Sábado 19º del TO
Mt 19, 13-15
La grandeza de hacerse pequeño
Queridos hermanos, hoy el Señor nos invita a mirar al “niño” del Evangelio, ese pequeño que, para Cristo, representa la verdadera grandeza. El niño no conoce la incredulidad; no duda de lo que se le dice, confía en su padre, no se cree importante, es humilde y sensible al amor. Sus defectos y carencias están a la vista, pero no hay malicia en él. Acepta la corrección con docilidad. Así es el corazón que agrada a Dios.
Dios, en su infinita sabiduría, no se reveló en la
arrogancia ni en el esplendor de los poderosos, sino en el camino del
sufrimiento, del servicio y de la humildad. ¿Por qué? Porque su grandeza, su
poder y su gloria están inseparablemente unidos a su amor misericordioso. Dios
es amor, y no hay grandeza mayor que amar.
No se trata solo de obedecer, ni de imitar a Cristo por
deber, ni siquiera de practicar la humildad como virtud aislada. Se trata de
amar. Tan inmenso como fue su poder para crear el universo, así de profunda es
su misericordia para redimirlo, y su bondad para salvarlo. Dios no necesita
afirmarse frente a nadie, como nosotros lo hacemos desde nuestra
insignificancia. El amor no se engríe, no se guarda para sí, no se ensalza,
sino que se complace en servir y en anonadarse por el otro. Así lo hizo Cristo.

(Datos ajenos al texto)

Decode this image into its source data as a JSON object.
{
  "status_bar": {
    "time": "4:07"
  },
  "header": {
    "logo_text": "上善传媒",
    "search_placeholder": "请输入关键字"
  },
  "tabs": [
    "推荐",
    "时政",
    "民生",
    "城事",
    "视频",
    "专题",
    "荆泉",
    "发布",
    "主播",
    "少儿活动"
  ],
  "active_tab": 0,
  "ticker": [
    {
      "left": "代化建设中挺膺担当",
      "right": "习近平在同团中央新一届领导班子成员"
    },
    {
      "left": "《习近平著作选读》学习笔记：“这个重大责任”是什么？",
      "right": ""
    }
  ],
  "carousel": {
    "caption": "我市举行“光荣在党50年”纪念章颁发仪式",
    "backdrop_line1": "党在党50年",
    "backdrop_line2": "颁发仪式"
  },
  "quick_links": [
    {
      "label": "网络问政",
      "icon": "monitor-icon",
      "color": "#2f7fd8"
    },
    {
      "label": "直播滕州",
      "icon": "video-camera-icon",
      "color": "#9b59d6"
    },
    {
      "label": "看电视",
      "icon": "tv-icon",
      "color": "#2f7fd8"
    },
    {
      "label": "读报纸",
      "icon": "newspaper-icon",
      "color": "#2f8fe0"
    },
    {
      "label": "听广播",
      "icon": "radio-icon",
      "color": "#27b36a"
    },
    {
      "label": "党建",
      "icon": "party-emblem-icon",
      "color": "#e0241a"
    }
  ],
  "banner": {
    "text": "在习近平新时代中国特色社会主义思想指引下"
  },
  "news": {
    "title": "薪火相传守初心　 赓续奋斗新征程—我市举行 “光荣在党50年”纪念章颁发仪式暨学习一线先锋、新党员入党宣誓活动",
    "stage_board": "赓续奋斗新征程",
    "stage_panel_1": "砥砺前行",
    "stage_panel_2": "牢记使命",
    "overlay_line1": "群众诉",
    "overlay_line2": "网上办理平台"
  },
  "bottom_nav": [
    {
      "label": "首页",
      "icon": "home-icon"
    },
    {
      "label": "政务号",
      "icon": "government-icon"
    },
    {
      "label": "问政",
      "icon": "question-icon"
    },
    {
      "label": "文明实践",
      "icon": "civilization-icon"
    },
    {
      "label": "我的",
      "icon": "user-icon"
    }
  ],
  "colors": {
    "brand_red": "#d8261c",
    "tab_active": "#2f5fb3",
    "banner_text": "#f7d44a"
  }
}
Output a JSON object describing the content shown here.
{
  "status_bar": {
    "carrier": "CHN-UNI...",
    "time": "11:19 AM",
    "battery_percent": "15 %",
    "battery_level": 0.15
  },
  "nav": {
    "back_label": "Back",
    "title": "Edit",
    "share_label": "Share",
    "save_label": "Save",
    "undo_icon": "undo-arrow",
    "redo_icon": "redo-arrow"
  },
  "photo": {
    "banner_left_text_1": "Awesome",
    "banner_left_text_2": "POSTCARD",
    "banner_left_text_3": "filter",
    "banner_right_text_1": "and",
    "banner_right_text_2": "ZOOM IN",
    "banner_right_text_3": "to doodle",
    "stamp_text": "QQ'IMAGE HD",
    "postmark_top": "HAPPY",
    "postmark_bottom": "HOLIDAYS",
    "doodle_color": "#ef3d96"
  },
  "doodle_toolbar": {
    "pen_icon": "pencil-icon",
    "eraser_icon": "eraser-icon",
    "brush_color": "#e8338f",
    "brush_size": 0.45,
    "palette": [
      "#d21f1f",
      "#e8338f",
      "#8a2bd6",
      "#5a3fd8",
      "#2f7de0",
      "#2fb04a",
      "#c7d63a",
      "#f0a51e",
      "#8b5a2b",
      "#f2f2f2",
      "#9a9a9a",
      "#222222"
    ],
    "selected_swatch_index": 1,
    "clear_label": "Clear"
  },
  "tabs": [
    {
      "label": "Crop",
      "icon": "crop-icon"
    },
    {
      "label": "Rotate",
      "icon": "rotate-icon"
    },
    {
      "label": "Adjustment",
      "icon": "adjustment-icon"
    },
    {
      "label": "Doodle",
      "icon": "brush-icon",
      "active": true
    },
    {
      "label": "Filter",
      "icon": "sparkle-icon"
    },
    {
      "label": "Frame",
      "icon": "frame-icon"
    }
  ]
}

San Bernardo lo expresó con sencillez divina: “Amo
porque amo; amo por amar.” Y san Juan de Ávila nos recuerda: “Si Él, que
es grande, se abaja, cuánto más nosotros, que tenemos tanto por lo que
abajarnos.”
El Señor nos llama a un servicio que consiste en hacer
presente al Padre mediante el don que hemos recibido en Cristo. Glorificar a
Dios con nuestra vida implica reconocer nuestra nada, porque todo lo bueno,
noble y justo que hay en nosotros —incluso nuestra propia vida— es fruto de su
gracia.
Cristo se hizo el último, el menor, el siervo de todos.

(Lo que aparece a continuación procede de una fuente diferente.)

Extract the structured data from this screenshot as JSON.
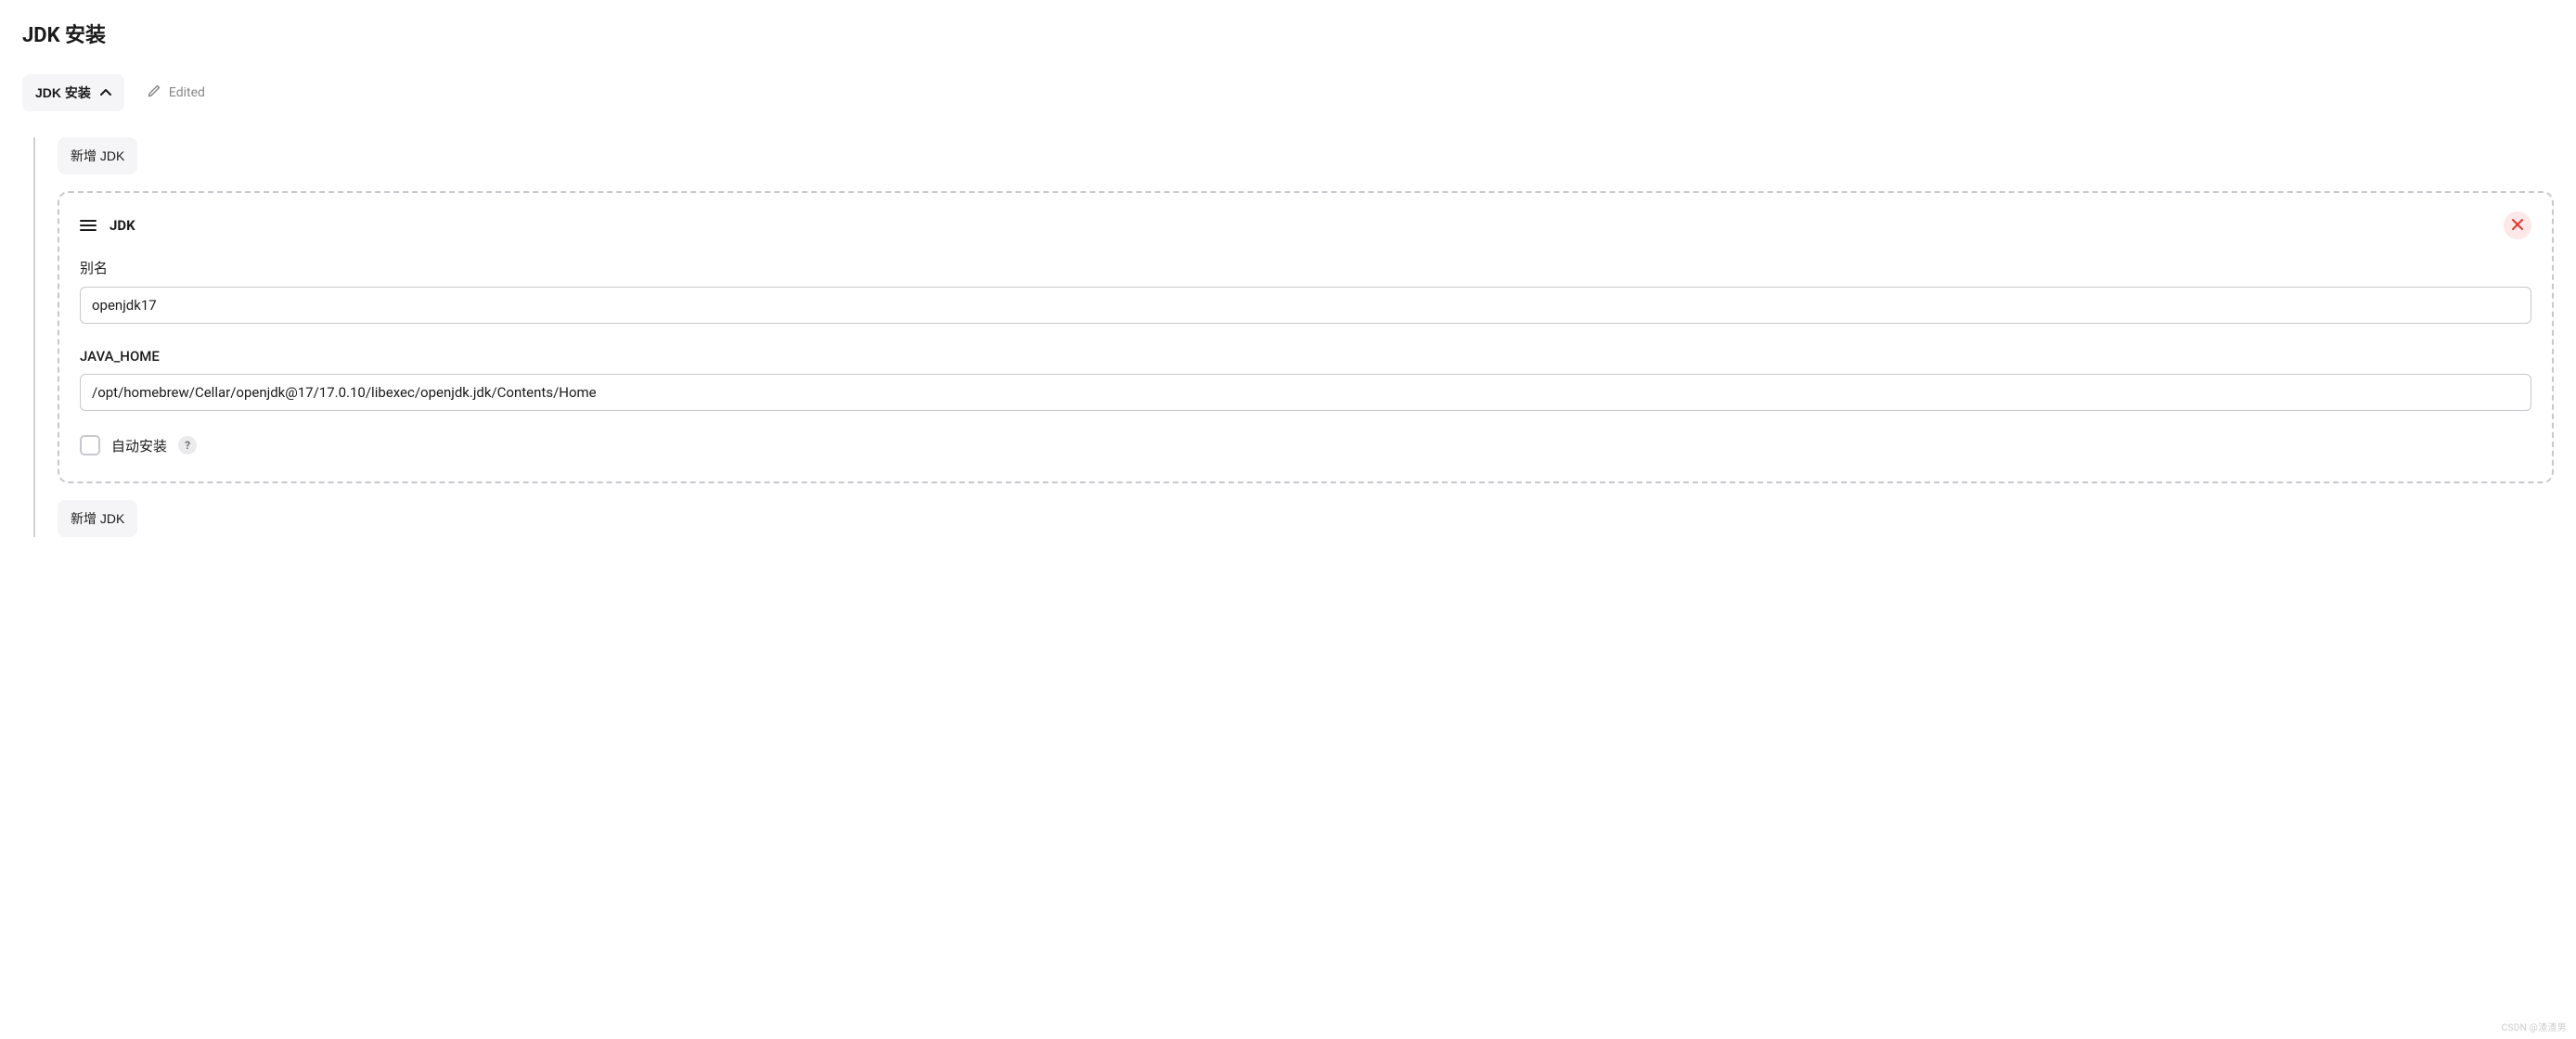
{
  "page": {
    "title": "JDK 安装"
  },
  "header": {
    "section_toggle_label": "JDK 安装",
    "edited_label": "Edited"
  },
  "buttons": {
    "add_jdk_top": "新增 JDK",
    "add_jdk_bottom": "新增 JDK"
  },
  "jdk_card": {
    "title": "JDK",
    "alias_label": "别名",
    "alias_value": "openjdk17",
    "java_home_label": "JAVA_HOME",
    "java_home_value": "/opt/homebrew/Cellar/openjdk@17/17.0.10/libexec/openjdk.jdk/Contents/Home",
    "auto_install_label": "自动安装",
    "auto_install_checked": false,
    "help_text": "?"
  },
  "watermark": "CSDN @渣渣男"
}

Se vació por nosotros, y en ese vaciamiento mostró su verdadera grandeza. Por
eso, sus discípulos podemos hacernos pequeños para mostrar a Cristo. Pequeño es
quien se abandona en las manos del Señor, como Cristo, que siendo igual al
Padre, se sometió a su voluntad.
La humildad y el amor se dan la mano, como también lo
hacen la soberbia y el egoísmo. Para la obra de Dios, nuestras cualidades
humanas pueden ser un obstáculo. Aceptar nuestra pequeñez es permitir que
brille su grandeza. Nuestra verdadera realización está en sabernos criaturas
ante el Creador. El que se hace grande se predica a sí mismo, no a Cristo, y en
su necedad no lleva a los hombres a Dios, en quien únicamente se encuentra la
vida.
El discípulo no es enviado en sus propias fuerzas, sino
en el nombre y el poder del Señor, para llevar a los hombres a Cristo. Es su
poder el que resplandece en nuestra humillación. Por eso, no hay mayor gloria
de Dios que la humillación de Cristo, que se abandona en sus manos y se entrega
por nosotros. “Este es mi Hijo amado, en quien me complazco.”

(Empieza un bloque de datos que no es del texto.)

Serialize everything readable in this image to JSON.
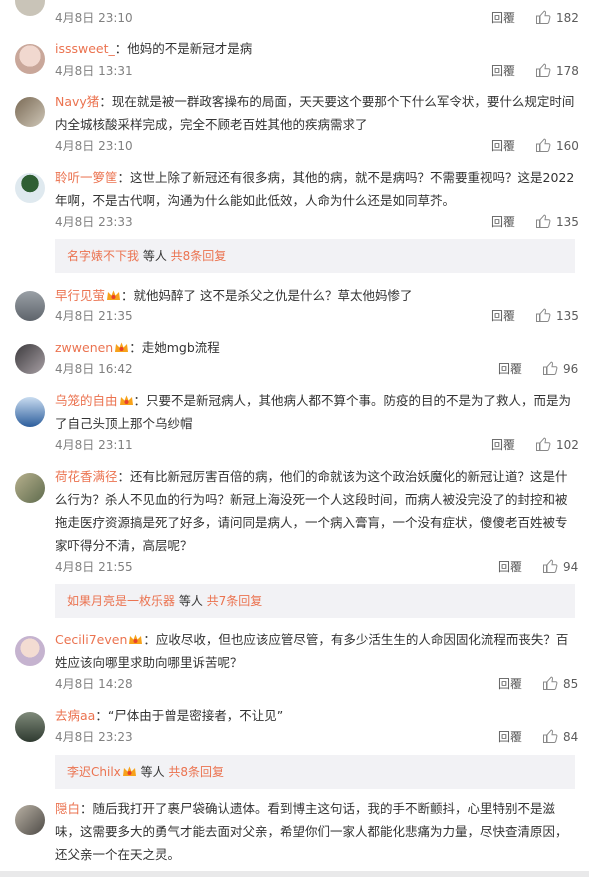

El soberbio, el altanero, el engreído, es un iluso si
cree que ha conocido a Cristo. Porque sin Cristo, el hombre no soporta la
humillación; le parece absurda. Pero por amor a Cristo, la humillación se
convierte en grandeza de alma, como diría san Ignacio de Antioquía. Es
necesaria para negarse a sí mismo por amor a Dios.